Is Tatis back after walk-off? Padres would argue he never left

1:11 AM UTC

SAN DIEGO -- You may have heard: hasn’t been homering all that much this season.

Lately, however, he’s done just about everything else. He’s been hitting. He’s been running. He’s been playing excellent defense, whether at second base or in right field. The only thing missing has been the power.

But he picked quite a time for his second home run of the season on Wednesday afternoon.

Tatis launched a laser of a walk-off home run into the left-field seats at Petco Park, sending the Padres to a dramatic 5-4 victory over the Reds in their series finale -- San Diego’s first series victory in its last five.

“About time we got a series win,” said Tatis, whose walk-off home run was the second of his career. “To do it in that way, do it in that fashion, it’s definitely special. Especially [because] we were putting good at-bats as a group. … All of that went building up to that moment right there.”

Tatis has been leading that charge. The Padres’ offense has woefully underperformed this season, no matter which way you look at it. It ranks last in the Majors in runs, batting average and wRC+. But there are signs it might be turning -- and none clearer than the progress being made by Tatis.

In his last 20 games, Tatis is hitting .383 with a .438 on-base percentage. He has re-entrenched himself atop the Padres lineup, even while lacking his usual power threat. Tatis might not be elevating the ball as much as he’d like -- and even Wednesday’s walk-off came with a launch angle of only 18 degrees. But he’s clearly a threat at the plate again. So what changed?

“No secret sauce,” Tatis said. “Just a lot of hard work with the hitting coaches out there. It hasn’t been looking that pretty. But we’re sticking together as a group. We’re finding a way. That’s what matters.”

Indeed, some of the recent performances have been dreadful. But the Padres still find themselves in playoff position at the moment.

“We have been in tough places,” Tatis said. “We’re finding a way to get out of those.”

That’s truer for no one more than Tatis, whose season-opening homerless drought spanned a mind-blowing 238 plate appearances. He finally launched his first of the season in Washington last month.

But this one was different. This one had Petco Park in a frenzy again. There was Tatis, after a dramatic walk-off home run, shirtless after his uniform had been ripped off by his teammates. He’d carried the Padres to a dramatic victory, mere hours after they’d lost a heartbreaker in extra innings the night before.

It felt like a statement: Fernando Tatis Jr. is back.

Though his manager would quibble with that notion.

“I don’t think he ever left, personally,” said Craig Stammen. “This is just waves of baseball. If that was a stretch in the middle of the season, it would probably be less talked about. But because it was the beginning of the season, those are the only stats we can look at.

“He’s definitely been putting in the work. And sometimes the work doesn’t just translate in a day or two. It takes time. The hitting coaches have done a great job with him, staying patient. He’s done a great job, staying positive and smiling and being OK with failing sometimes. But I think his perseverance has shown lately.”

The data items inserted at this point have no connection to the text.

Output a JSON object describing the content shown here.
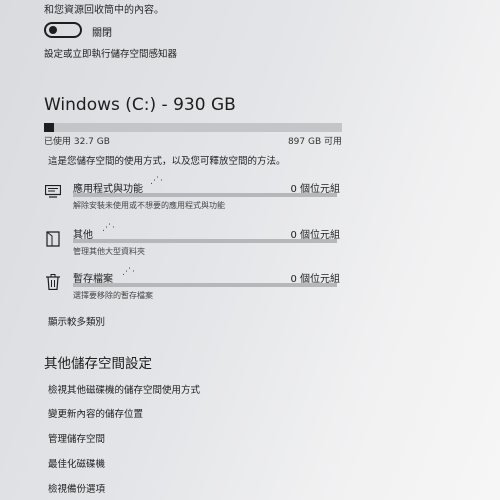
{
  "header": {
    "top_text": "和您資源回收筒中的內容。",
    "toggle_label": "關閉",
    "sense_link": "設定或立即執行儲存空間感知器"
  },
  "drive": {
    "title": "Windows (C:) - 930 GB",
    "used_label": "已使用 32.7 GB",
    "free_label": "897 GB 可用",
    "used_fraction": 0.035,
    "description": "這是您儲存空間的使用方式，以及您可釋放空間的方法。"
  },
  "categories": [
    {
      "icon": "apps-icon",
      "title": "應用程式與功能",
      "size": "0 個位元組",
      "subtitle": "解除安裝未使用或不想要的應用程式與功能"
    },
    {
      "icon": "document-icon",
      "title": "其他",
      "size": "0 個位元組",
      "subtitle": "管理其他大型資料夾"
    },
    {
      "icon": "trash-icon",
      "title": "暫存檔案",
      "size": "0 個位元組",
      "subtitle": "選擇要移除的暫存檔案"
    }
  ],
  "show_more": "顯示較多類別",
  "more_settings": {
    "title": "其他儲存空間設定",
    "links": [
      "檢視其他磁碟機的儲存空間使用方式",
      "變更新內容的儲存位置",
      "管理儲存空間",
      "最佳化磁碟機",
      "檢視備份選項"
    ]
  }
}
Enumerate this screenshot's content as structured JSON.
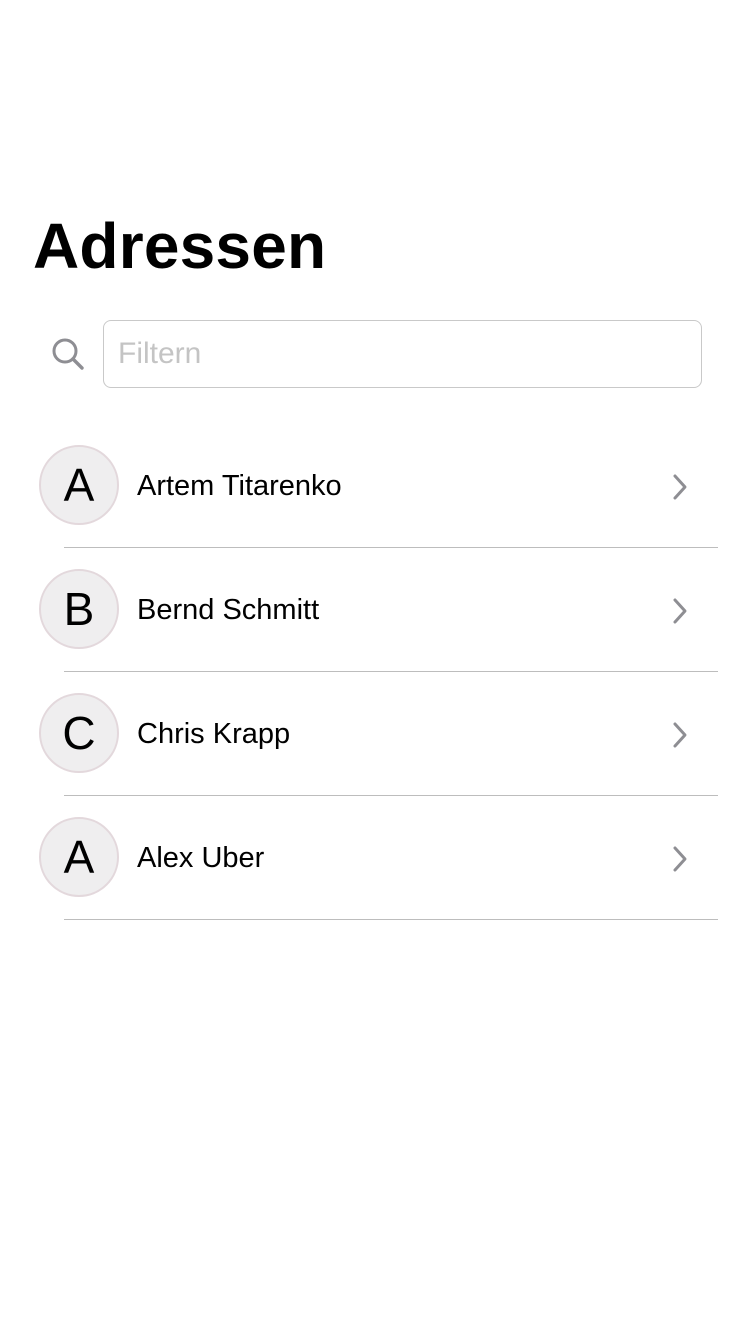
{
  "header": {
    "title": "Adressen"
  },
  "search": {
    "placeholder": "Filtern",
    "value": "",
    "icon": "search-icon"
  },
  "contacts": [
    {
      "initial": "A",
      "name": "Artem Titarenko"
    },
    {
      "initial": "B",
      "name": "Bernd Schmitt"
    },
    {
      "initial": "C",
      "name": "Chris Krapp"
    },
    {
      "initial": "A",
      "name": "Alex Uber"
    }
  ],
  "colors": {
    "avatar_bg": "#efeeef",
    "avatar_border": "#e3d8dc",
    "separator": "#bdbdbd",
    "chevron": "#8e8e93",
    "placeholder": "#c4c4c4"
  }
}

After the Padres fell behind, it was Tatis’ RBI single that tied the game in the fifth. They would fall behind again, but rallied for two runs in the eighth to tie it. Newly promoted Samad Taylor delivered his second late game-tying hit in as many nights.

That set the stage for Tatis. Reds righty Chase Petty hung a slider. It shot off Tatis’ bat, 106.3 mph, and instantly raised the decibel level at Petco Park. But Tatis didn’t think he’d gotten enough. In fact, he hit it so hard, he wasn’t sure he’d even make it to second base, so he put his head down to run.

“It was low, so I was like, ‘You better get on second,’” he said. “Then I saw everybody jumping.”

Said Reds manager Terry Francona: “When the ball was hit, I was kind of looking at my lineup card like, ‘OK, we’re going to have an open base, what do we want to do?’ I didn’t think that ball was going to get out.”

It carried just enough, to the first row in left field -- the type of scorching line-drive home run that few hitters are capable of, Tatis being one of them.

Which sort of made you think …

“It’s a wonder that he hasn’t run into a few more,” Stammen said.

Based on recent evidence, Tatis almost certainly will.